While Frances Bacon is largely known as one of the fathers of the scientific revolution, what is generally not known is that he developed one of the first cataloging systems for libraries. It is safe to say he liked books. Bacon famously noted, “Some books are to be tasted, others to be swallowed, and some few to be chewed and digested; that is, some books are to be read only in parts; others to be read, but not curiously; and some few are to be read wholly, and with diligence and attention.”
I couldn’t agree more. Unfortunately, Bacon’s approach to reading has become a lost art. If there is one thing that can be said for certain of American culture, it’s that we don’t take time to read. The U.S. Bureau of Labor Statistics notes that in the United States, people aged 15-44 spend 10 minutes or less per day reading. Given the proven benefits of reading, this portends a bleak future for our nation. Since this doesn’t include reading that takes place for academic purposes, one might be tempted to think that our children are reading at school. Not quite. According to the Department of Education, 54% of Americans over the age of 16 lack proficiency at reading above a 6th grade level. That alarming statistic would seem to indicate that while our children most certainly do read a great deal at school, it is more of the tasting variety, as opposed to the chewing and digesting Bacon commends. This needs to change.
In How to Read a Book: The Classic Guide to Intelligent Reading, Mortimer J. Adler concludes that, as far as schooling is concerned, reading is focused too often on quantity, and not often enough on quality. Rather than teaching students how to read for learning, we seem to be teaching them only how to read for information. Adler, writing about students in his own college classes in 1940, made the following observation.
All their years in school they had been reading for information only, the sort of information you have to get from something assigned in order to answer quizzes and examinations. They never connected one book with another, one course with another, or anything that was said in books or lectures with what happened to them in their own lives.

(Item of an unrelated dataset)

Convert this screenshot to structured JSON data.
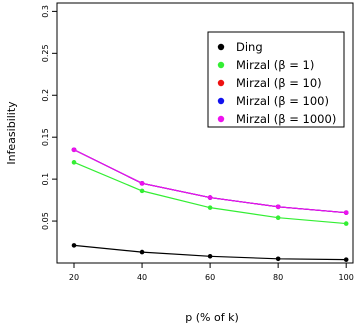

The statistics seem to indicate that not much has changed since Adler first wrote those words some 80 years ago. But as scripture reminds us, there is nothing new under the sun—our problems with reading have been around much longer than a few generations. In the first half of the 17th century, Thomas Hobbes sarcastically quipped, “If I read as many books as most men, I should be as dull-witted as they.” It is not how much one reads that truly matters, but how well one reads. If we are going to adequately prepare our students to be future leaders, the kind that can rise above the cultural undertow and be transformative agents for Christ, then we must do a better job of teaching them to read.

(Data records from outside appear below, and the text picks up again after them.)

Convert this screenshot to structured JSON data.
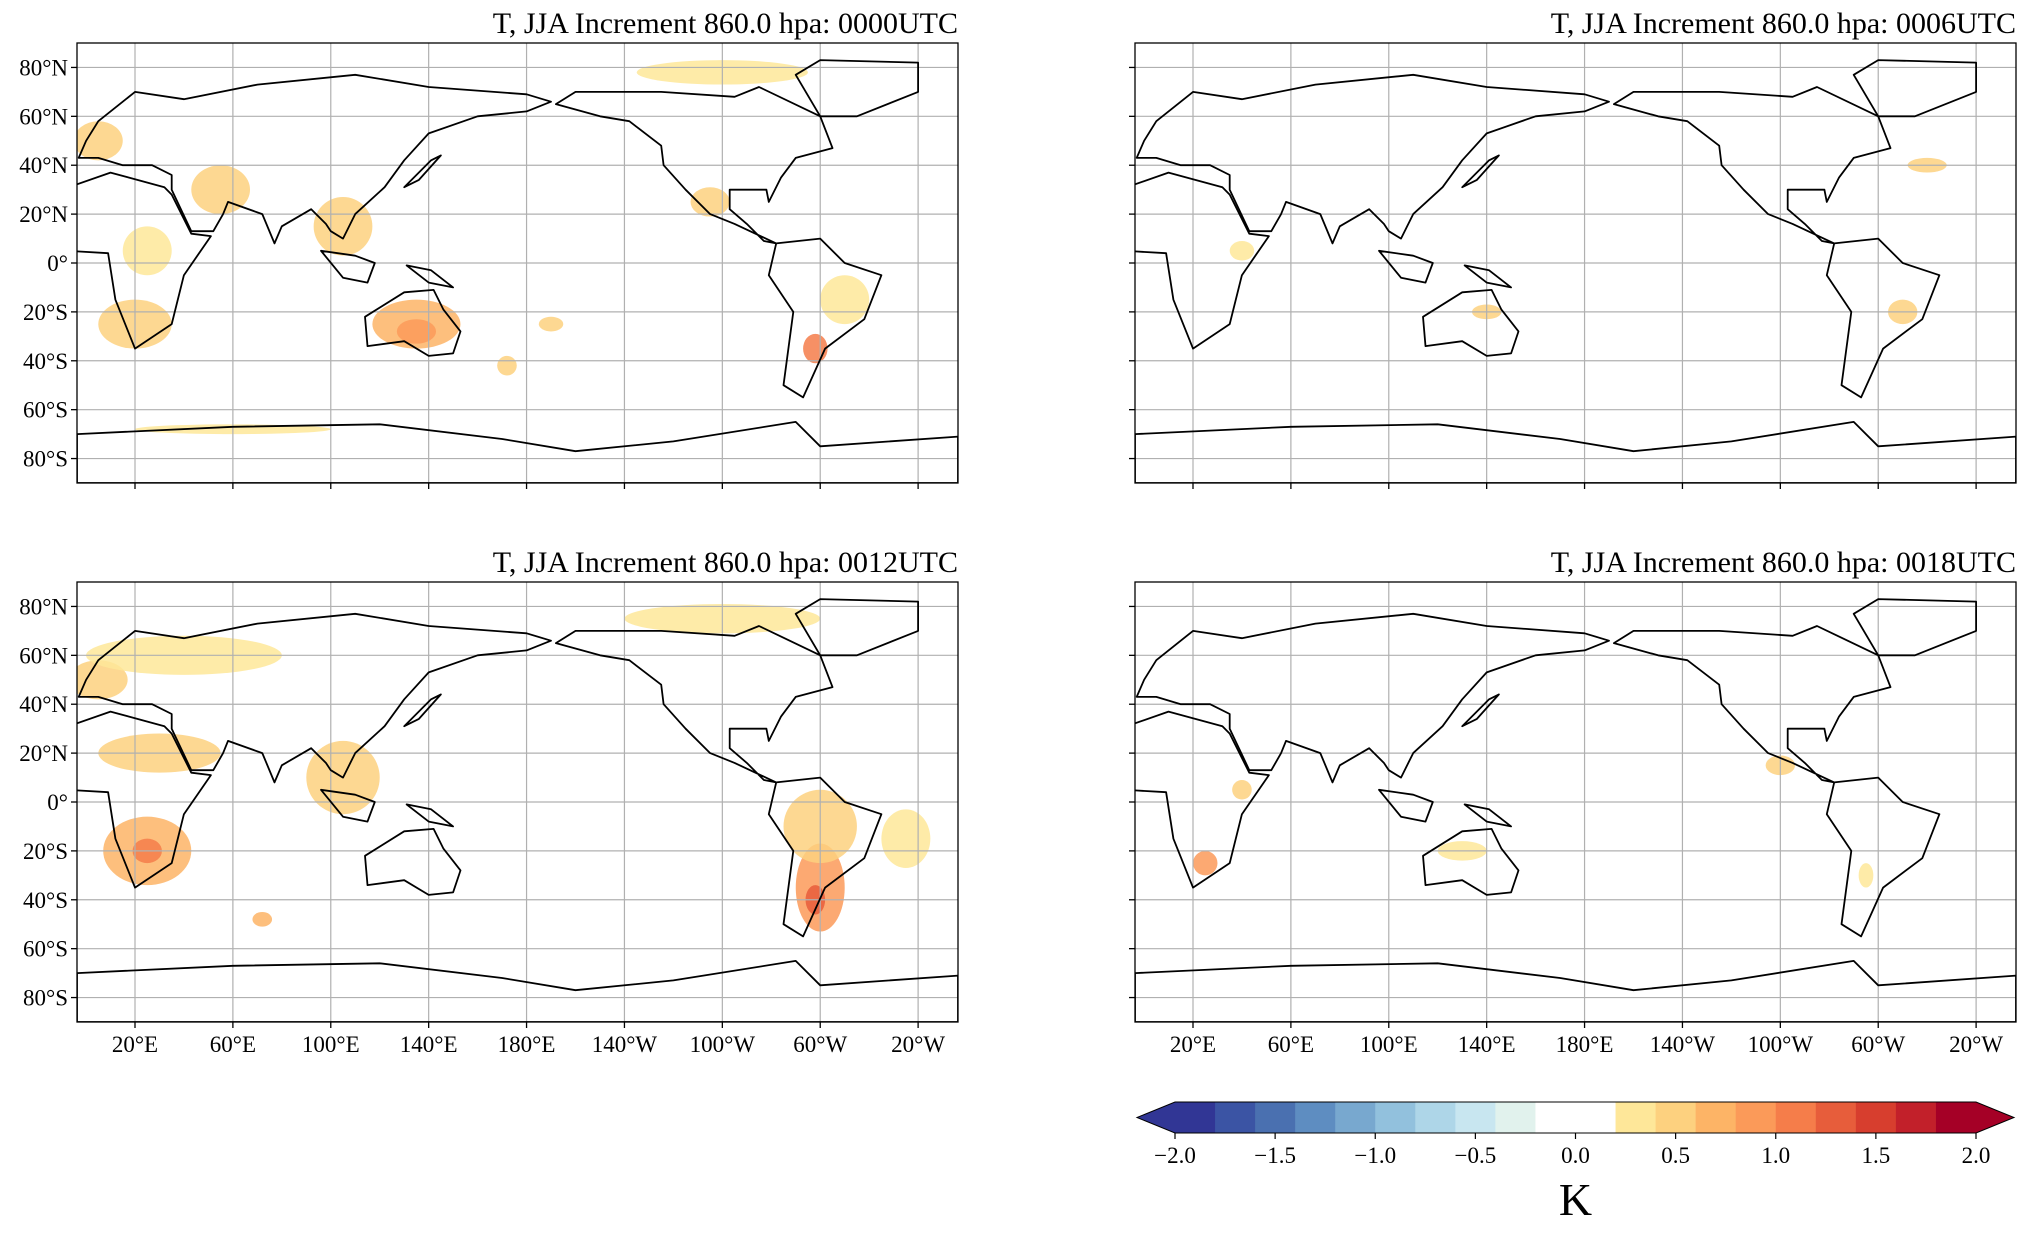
{
  "panels": [
    {
      "title": "T, JJA Increment 860.0 hpa: 0000UTC"
    },
    {
      "title": "T, JJA Increment 860.0 hpa: 0006UTC"
    },
    {
      "title": "T, JJA Increment 860.0 hpa: 0012UTC"
    },
    {
      "title": "T, JJA Increment 860.0 hpa: 0018UTC"
    }
  ],
  "lon_range": [
    -3.7,
    356.3
  ],
  "lat_range": [
    -90,
    90
  ],
  "lat_ticks": [
    {
      "value": 80,
      "label": "80°N"
    },
    {
      "value": 60,
      "label": "60°N"
    },
    {
      "value": 40,
      "label": "40°N"
    },
    {
      "value": 20,
      "label": "20°N"
    },
    {
      "value": 0,
      "label": "0°"
    },
    {
      "value": -20,
      "label": "20°S"
    },
    {
      "value": -40,
      "label": "40°S"
    },
    {
      "value": -60,
      "label": "60°S"
    },
    {
      "value": -80,
      "label": "80°S"
    }
  ],
  "lon_ticks": [
    {
      "value": 20,
      "label": "20°E"
    },
    {
      "value": 60,
      "label": "60°E"
    },
    {
      "value": 100,
      "label": "100°E"
    },
    {
      "value": 140,
      "label": "140°E"
    },
    {
      "value": 180,
      "label": "180°E"
    },
    {
      "value": -140,
      "label": "140°W"
    },
    {
      "value": -100,
      "label": "100°W"
    },
    {
      "value": -60,
      "label": "60°W"
    },
    {
      "value": -20,
      "label": "20°W"
    }
  ],
  "colorbar": {
    "label": "K",
    "levels": [
      -2,
      -1.8,
      -1.6,
      -1.4,
      -1.2,
      -1,
      -0.8,
      -0.6,
      -0.4,
      -0.2,
      0,
      0.2,
      0.4,
      0.6,
      0.8,
      1,
      1.2,
      1.4,
      1.6,
      1.8,
      2
    ],
    "colors": [
      "#313695",
      "#3b54a4",
      "#4a70b0",
      "#5e8dc1",
      "#78a8cf",
      "#92c1dd",
      "#aed6e8",
      "#c8e6f0",
      "#e1f2ed",
      "#ffffff",
      "#ffffff",
      "#fee799",
      "#fdd17f",
      "#fdb466",
      "#fb9a59",
      "#f57d4a",
      "#e75d3b",
      "#d73e2e",
      "#c2202a",
      "#a50026"
    ],
    "under_color": "#313695",
    "over_color": "#a50026",
    "ticks": [
      {
        "value": -2,
        "label": "−2.0"
      },
      {
        "value": -1.5,
        "label": "−1.5"
      },
      {
        "value": -1,
        "label": "−1.0"
      },
      {
        "value": -0.5,
        "label": "−0.5"
      },
      {
        "value": 0,
        "label": "0.0"
      },
      {
        "value": 0.5,
        "label": "0.5"
      },
      {
        "value": 1,
        "label": "1.0"
      },
      {
        "value": 1.5,
        "label": "1.5"
      },
      {
        "value": 2,
        "label": "2.0"
      }
    ]
  }
}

For Evergreen Christian School, this begins with providing each student a copy of Adler’s 1971 edition of How to Read a Book and asking them to read it prior to the first day of school. Adler does a phenomenal job of breaking down what it means to read well. He provides rules that guide students in how to analyze, evaluate, and critique written works. We reinforce these time-tested strategies within our classes, asking students to become active readers. Our students chew and digest the great texts of literature, history, theology, and philosophy, annotating what they read, asking questions of the text, and coming to class prepared to discuss it. We do this because we believe that better readers will necessarily result in better leaders. Adler makes this very connection when he observes that leaders too often act with some knowledge of history, but not enough. “With the world as small and dangerous as it has become,” says Adler, “it would be a good idea for all of us to start reading history better.”

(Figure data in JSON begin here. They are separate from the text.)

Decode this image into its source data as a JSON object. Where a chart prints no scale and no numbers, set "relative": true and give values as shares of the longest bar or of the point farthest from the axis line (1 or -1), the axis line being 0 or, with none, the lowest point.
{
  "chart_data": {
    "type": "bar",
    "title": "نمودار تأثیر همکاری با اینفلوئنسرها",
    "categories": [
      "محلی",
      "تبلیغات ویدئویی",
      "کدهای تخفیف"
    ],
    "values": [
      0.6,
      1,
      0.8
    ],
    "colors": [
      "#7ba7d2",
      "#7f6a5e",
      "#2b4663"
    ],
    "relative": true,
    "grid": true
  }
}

If our students learn how to interact with the great minds of the past, Hobbes and Bacon, Darwin and Hume, Aristotle and Plato, then they will be equipped to engage the prevailing voices of our own time. Of course, there is still one thing which must be added—the tools needed to properly read and interpret Scripture. Only then will such engagement take place within the framework of the Christian worldview, making God’s truth known for his everlasting glory.